Bear market or Bull market?
What comes to your mind when you think of a bear? You might think about how they are dangerous or maybe even teddy bears pop up in your head. Bears can be very dangerous but are generally shy and scared of humans.
How about bulls? You might think of a bull riding competition. People ride bulls and are thrown around. This shows how ferocious bulls can be.
These two animals are often used to describe market trends. Market trends are upward or downward trends in a market, such as the stock market. They use these animals because they effectively describe these market trends.
In a bear market, things slow down. It seems like everyone is “shy and scared” in the market. They are afraid of losing money and almost expect it so the activity slows down. With less activity comes a drop in prices and it continues to cycle. This is when the market dips down.
The market is acting just like a bear. It can be dangerous because you lose money, and it is caused by “shy and scared” investors.
In a bull market, everyone is anticipating an up in the market. They see a potential for huge gains and decide to buy. They feel good and act ferocious, putting a lot of money into stocks. This in turn causes prices to pick up and an upward trend.

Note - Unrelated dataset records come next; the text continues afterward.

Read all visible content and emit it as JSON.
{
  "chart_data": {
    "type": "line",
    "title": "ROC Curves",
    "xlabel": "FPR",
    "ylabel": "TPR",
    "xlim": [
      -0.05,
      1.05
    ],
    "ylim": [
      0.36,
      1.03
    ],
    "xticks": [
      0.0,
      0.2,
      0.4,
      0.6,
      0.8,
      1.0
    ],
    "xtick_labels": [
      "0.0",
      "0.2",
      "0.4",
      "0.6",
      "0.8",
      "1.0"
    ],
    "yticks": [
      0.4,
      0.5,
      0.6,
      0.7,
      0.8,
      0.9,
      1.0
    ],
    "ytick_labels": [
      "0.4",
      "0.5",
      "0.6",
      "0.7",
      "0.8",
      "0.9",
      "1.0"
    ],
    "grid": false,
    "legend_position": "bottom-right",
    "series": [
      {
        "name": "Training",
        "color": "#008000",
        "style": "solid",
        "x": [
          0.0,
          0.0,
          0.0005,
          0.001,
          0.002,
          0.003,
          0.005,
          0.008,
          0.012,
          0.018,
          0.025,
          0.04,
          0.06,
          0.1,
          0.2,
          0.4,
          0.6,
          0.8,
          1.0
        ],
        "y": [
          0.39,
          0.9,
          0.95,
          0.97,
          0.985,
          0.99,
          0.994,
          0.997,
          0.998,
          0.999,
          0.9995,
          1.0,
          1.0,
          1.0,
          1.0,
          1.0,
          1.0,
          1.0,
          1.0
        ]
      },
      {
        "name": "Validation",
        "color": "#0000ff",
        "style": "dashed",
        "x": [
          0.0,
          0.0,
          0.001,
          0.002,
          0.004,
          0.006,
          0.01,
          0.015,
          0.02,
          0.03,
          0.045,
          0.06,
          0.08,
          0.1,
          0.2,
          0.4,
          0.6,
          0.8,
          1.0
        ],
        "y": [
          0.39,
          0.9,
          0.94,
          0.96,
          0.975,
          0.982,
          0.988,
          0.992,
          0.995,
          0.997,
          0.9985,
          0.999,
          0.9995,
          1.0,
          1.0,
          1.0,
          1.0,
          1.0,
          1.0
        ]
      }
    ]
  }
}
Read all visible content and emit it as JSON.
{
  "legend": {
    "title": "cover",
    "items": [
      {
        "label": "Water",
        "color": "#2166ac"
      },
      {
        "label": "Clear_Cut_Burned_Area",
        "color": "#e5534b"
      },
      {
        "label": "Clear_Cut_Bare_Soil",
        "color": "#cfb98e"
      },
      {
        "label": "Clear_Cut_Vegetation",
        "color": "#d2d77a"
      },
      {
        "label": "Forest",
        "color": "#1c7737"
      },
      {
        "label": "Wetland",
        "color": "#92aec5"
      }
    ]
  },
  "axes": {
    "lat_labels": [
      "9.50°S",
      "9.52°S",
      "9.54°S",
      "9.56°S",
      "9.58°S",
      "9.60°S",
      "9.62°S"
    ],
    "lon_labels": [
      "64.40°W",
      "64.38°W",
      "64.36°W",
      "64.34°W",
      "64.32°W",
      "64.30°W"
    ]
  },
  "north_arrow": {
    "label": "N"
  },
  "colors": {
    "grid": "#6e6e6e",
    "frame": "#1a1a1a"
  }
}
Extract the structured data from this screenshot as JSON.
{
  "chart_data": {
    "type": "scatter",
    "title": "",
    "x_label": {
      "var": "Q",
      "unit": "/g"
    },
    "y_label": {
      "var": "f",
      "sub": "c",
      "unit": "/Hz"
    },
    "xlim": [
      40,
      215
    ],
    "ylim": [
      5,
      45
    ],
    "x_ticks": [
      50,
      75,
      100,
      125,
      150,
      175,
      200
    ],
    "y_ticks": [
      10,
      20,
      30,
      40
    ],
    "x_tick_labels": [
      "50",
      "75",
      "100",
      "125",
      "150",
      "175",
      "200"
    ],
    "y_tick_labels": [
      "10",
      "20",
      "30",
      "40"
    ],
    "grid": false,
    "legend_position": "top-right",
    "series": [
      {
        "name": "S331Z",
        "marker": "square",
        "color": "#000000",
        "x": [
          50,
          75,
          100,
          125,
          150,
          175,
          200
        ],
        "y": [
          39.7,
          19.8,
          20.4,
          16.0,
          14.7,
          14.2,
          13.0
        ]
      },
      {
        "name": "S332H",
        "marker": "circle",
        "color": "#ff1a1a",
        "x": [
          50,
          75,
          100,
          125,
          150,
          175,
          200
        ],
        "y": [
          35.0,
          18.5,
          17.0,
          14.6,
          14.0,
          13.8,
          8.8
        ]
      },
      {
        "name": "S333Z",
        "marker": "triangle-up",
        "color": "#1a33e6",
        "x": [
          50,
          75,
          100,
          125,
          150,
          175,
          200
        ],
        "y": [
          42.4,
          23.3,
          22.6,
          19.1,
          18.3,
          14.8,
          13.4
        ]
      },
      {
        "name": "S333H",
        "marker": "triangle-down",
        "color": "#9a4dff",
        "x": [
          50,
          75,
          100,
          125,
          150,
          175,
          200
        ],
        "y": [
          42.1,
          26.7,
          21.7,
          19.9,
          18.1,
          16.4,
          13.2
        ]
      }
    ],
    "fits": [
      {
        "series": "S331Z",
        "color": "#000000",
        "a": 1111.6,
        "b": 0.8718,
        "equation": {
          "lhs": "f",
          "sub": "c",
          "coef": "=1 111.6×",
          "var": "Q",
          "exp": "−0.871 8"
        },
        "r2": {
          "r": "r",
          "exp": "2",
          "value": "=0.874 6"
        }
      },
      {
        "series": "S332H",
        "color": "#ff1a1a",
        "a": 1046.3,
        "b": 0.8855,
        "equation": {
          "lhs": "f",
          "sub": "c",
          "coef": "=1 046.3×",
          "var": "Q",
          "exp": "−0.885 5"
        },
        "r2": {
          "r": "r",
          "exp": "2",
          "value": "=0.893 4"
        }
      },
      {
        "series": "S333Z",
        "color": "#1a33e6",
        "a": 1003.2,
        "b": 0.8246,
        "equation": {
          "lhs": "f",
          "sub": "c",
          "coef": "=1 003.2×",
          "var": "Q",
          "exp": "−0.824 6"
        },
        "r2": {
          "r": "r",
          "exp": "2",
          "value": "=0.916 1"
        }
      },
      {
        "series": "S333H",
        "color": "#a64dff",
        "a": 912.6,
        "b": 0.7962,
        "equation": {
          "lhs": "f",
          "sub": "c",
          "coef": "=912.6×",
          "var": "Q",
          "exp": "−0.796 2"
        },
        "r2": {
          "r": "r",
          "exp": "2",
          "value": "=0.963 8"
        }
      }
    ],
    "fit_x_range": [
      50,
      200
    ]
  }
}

Sometimes it can be hard to remember which one is which. You might want to think about it as a “good” and “bad” market, but the animal analogies should help clear things up.
When the market is up it is moving strong, quickly, and ferociously just like a bull. When it is down, investors are less eager and frightened by the market just as bears are to humans.
Whether or not you remember the difference between the names is not important. The important thing is that you can spot a trend and act correctly. Always remember, buy low and sell high!